Cherwitz and Daniel represent the graduate-level Intellectual Entrepreneurship program at UT Austin, which “offers courses, workshops, internships, and certificate programs” and as of 2002 “already [had] enrolled more than 2,500 students in nearly ninety different graduate disciplines” (797).  The program addresses five types of challenges facing graduate students: teaching, research and publishing for varied audiences, securing funding, speaking for one’s discipline to varied audiences, and effecting policy (798).  After initiating this program and watching it grow, the authors realized that what had developed was a rhetorically based WAC program at the graduate level.  While unplanned, the rhetoric bent emerged because the IE program aimed to nurture “citizen-scholars, equipped with the rhetorical resources to adapt to a variety of audiences and appreciating that the perhaps once clear lines between teaching/research, academic/nonacademic, and content/form are now fuzzy at best” (799).  Further, the program administrators believed that too much of graduate school is discipline-serving, designed to preserve established practices and values within the academy, and not student-serving, designed to address students’ needs as they move into professional roles.  In instituting IE, the authors found that students needed rhetorical skills that allow 1) those who take positions inside academia to interact with those outside it, and 2) those who go outside academia to apply their discipline-specific expertise in the public sphere.  The authors argue that by taking a rhetorical view of their own disciplines, graduate students “develop a greater philosophical sense of their own disciplines” and thus gain more facility in interacting with professionals in and outside the field (800).  Because it addresses the intersection of knowledge-generation within the academy and discourse in the public sphere, the authors see IE as essentially concerned with rhetoric.

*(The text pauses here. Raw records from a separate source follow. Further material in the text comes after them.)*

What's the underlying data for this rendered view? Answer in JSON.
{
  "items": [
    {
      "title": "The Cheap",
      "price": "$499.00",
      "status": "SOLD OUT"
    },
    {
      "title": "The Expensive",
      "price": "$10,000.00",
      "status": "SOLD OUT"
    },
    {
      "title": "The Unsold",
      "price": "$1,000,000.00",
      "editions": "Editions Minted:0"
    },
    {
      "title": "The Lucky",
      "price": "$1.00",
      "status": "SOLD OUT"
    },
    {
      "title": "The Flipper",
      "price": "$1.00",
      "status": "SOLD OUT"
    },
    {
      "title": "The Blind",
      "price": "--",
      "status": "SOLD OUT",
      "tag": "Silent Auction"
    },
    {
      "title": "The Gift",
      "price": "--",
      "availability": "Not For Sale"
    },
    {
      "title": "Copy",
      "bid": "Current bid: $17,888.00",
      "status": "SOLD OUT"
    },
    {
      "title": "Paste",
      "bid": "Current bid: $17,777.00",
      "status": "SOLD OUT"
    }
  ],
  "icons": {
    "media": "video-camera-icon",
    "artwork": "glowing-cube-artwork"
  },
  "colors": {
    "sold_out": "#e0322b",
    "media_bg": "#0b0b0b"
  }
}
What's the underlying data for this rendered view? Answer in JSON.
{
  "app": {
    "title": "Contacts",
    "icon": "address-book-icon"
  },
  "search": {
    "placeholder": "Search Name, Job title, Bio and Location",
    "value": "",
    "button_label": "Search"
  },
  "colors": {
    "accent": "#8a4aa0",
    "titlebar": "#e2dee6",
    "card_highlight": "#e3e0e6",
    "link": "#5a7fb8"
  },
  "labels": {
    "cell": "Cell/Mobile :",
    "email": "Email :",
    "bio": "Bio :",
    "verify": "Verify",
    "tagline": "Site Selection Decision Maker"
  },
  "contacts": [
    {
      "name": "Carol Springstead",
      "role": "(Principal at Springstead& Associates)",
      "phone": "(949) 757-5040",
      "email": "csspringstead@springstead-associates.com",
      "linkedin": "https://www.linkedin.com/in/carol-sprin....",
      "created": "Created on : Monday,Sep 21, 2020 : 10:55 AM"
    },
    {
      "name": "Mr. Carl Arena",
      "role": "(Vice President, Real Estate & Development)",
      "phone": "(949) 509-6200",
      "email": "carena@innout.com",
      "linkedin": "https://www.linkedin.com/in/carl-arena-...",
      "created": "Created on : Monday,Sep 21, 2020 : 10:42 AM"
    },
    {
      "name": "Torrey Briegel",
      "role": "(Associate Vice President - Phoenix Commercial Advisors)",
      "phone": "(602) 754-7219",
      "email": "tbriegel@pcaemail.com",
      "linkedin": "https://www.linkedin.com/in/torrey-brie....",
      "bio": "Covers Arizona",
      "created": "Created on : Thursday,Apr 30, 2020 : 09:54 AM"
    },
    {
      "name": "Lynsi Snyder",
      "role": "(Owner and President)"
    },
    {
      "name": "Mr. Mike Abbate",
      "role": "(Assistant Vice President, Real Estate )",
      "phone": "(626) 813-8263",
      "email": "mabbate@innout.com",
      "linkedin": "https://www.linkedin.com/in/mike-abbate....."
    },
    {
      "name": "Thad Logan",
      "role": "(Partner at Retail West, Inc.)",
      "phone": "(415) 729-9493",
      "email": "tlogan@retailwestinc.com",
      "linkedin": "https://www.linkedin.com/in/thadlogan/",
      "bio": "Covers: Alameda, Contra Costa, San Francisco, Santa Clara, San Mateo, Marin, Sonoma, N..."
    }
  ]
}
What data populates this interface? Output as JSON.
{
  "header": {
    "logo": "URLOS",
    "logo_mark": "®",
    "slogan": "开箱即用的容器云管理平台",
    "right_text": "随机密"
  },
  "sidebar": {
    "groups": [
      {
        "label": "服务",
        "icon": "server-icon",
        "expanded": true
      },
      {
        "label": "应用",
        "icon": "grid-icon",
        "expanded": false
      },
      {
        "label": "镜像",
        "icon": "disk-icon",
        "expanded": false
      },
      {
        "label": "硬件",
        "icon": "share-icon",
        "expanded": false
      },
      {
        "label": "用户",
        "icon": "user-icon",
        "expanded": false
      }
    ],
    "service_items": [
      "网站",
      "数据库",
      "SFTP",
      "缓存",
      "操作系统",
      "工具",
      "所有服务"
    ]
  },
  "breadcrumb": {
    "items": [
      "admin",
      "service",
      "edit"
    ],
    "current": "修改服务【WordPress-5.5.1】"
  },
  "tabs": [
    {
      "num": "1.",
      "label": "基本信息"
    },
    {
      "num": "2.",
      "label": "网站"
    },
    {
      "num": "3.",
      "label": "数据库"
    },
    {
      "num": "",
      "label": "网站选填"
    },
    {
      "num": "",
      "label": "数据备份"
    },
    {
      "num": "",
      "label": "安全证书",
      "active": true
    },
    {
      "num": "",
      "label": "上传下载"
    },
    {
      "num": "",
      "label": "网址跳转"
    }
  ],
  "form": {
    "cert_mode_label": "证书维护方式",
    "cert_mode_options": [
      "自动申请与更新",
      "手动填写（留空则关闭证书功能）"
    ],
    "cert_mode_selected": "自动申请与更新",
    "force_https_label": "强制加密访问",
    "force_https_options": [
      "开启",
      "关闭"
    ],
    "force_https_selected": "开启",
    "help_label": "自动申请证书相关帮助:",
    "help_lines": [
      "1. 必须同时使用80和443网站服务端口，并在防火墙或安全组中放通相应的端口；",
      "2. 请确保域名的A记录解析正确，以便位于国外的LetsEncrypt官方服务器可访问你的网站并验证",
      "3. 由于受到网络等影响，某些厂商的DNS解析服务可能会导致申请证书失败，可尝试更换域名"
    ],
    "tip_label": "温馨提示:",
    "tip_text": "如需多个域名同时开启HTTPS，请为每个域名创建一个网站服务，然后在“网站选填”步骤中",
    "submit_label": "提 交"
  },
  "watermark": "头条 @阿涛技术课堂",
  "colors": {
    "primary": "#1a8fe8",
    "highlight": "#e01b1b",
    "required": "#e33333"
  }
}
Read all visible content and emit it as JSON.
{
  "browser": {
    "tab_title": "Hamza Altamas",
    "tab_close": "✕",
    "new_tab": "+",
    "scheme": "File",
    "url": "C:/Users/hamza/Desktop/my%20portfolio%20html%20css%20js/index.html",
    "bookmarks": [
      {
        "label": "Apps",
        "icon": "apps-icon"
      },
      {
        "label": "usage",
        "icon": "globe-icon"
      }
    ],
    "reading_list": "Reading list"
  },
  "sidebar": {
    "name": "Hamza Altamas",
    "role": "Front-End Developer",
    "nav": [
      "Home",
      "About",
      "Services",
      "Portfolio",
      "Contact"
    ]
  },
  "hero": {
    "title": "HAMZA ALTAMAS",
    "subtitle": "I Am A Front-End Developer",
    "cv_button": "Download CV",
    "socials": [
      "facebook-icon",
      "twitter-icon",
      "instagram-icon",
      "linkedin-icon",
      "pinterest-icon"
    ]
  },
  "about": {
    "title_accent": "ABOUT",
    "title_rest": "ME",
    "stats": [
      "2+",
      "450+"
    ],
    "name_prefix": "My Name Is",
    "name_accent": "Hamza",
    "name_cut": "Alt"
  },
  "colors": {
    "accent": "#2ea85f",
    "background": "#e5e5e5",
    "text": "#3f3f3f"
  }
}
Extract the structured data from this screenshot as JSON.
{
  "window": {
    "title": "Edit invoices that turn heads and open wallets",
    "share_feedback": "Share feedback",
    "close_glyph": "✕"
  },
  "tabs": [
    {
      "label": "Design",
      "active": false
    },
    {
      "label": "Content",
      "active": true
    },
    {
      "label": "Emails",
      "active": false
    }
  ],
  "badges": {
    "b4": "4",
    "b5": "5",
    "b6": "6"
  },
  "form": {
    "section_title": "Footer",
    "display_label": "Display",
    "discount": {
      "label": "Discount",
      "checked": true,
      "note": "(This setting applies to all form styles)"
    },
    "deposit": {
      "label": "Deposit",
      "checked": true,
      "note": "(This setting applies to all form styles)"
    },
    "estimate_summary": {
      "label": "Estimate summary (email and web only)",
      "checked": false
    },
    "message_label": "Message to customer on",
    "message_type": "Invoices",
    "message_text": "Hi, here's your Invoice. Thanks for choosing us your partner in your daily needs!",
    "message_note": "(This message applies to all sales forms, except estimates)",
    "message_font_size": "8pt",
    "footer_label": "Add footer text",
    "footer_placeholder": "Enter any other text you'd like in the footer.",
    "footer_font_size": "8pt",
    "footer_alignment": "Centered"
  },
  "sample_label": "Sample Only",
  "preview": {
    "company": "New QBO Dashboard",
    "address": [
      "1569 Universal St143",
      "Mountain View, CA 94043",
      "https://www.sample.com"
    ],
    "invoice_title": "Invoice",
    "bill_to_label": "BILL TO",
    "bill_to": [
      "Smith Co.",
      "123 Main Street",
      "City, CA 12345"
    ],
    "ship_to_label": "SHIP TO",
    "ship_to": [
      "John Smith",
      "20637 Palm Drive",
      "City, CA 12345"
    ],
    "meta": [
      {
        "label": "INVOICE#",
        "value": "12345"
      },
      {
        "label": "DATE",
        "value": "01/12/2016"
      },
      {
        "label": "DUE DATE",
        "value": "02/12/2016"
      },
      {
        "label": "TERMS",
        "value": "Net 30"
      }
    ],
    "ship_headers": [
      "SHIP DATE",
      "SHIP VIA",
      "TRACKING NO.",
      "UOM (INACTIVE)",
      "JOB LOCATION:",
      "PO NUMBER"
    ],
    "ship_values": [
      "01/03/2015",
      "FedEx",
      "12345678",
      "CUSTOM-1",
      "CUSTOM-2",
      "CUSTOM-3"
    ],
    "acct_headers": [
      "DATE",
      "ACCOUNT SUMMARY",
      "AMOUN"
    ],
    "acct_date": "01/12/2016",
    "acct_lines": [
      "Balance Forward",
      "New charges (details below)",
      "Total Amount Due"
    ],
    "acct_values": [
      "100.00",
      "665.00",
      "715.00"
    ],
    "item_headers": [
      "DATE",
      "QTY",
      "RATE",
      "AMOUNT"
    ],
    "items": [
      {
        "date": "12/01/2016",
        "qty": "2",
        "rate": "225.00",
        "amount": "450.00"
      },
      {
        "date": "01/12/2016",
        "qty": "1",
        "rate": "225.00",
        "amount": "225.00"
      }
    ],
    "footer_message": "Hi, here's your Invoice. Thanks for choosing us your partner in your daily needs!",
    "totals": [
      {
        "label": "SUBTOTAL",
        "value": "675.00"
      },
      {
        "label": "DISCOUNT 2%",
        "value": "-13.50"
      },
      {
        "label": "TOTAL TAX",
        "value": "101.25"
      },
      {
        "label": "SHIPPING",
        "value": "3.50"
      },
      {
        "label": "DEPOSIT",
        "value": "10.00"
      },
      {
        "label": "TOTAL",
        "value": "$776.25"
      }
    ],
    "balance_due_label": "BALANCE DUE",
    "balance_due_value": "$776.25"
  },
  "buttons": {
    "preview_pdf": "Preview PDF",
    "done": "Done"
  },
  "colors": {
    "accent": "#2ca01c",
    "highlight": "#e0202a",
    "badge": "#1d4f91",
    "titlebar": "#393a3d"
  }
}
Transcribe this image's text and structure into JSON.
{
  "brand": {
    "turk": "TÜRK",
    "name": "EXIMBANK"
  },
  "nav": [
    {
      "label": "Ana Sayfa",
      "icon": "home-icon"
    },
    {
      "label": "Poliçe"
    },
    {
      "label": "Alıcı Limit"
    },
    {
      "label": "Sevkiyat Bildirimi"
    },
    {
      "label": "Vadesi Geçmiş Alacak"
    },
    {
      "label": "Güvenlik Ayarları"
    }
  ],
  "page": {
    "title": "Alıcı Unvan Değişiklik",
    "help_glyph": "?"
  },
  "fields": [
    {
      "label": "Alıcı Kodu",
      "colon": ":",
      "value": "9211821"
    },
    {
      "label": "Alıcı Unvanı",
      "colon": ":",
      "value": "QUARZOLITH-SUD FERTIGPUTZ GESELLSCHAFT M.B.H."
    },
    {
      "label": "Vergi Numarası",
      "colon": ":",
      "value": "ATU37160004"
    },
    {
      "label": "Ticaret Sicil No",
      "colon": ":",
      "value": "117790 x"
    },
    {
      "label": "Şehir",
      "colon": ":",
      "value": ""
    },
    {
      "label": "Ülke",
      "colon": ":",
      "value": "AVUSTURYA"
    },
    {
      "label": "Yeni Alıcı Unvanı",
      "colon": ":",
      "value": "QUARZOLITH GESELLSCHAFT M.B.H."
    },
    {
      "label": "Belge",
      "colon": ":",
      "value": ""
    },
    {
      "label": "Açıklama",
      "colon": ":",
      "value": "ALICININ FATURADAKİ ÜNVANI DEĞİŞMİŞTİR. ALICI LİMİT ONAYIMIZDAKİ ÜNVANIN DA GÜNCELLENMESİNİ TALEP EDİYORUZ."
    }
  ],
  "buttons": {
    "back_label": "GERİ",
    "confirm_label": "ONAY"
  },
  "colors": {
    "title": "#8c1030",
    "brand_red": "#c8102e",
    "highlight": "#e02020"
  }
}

The authors situate this program within the history of WAC, casting IE as a sort of next stage that takes WAC to the graduate level.  They make an understated call for more such programs.  In this call, they revisit their previous praise of the citizen-scholar and restate the need “for pedagogy that examines the rhetoric of professional discourses with the end of enabling students to participate critically in the various communities they will enter as educated citizens” (803).  They note the existence of discipline-specific rhetorics as well as broader academic rhetorics, which students in multiple disciplines share.  In discovering these through IE courses, students gain a better understanding of the “practices, products, and governing principles we use to advance our collective knowledge,” so that the IE courses become in some ways inductions into the cultural norms of scholarship (805).  Finally, the authors suggest that “this kind of rhetorical curriculum, which crosses disciplinary boundaries and melds the public and academic issues central to a scholar’s life, is the next step for rhetoric’s reinvention in the academy” (807).  Thus they seem to see this grad-level WAC program as not only part of a WAC progression but part of the progression of rhetoric as a field since its renaissance several decades ago.

This article’s usefulness is in its argument that WAC practices offer professional development because they build rhetorical skills and sensibilities.  This connection, though established through theoretical justification when I might have liked guiding principles for practice, is valuable to me as I seek to clarify the nebulous cloud of ideas surrounding WAC and professional development.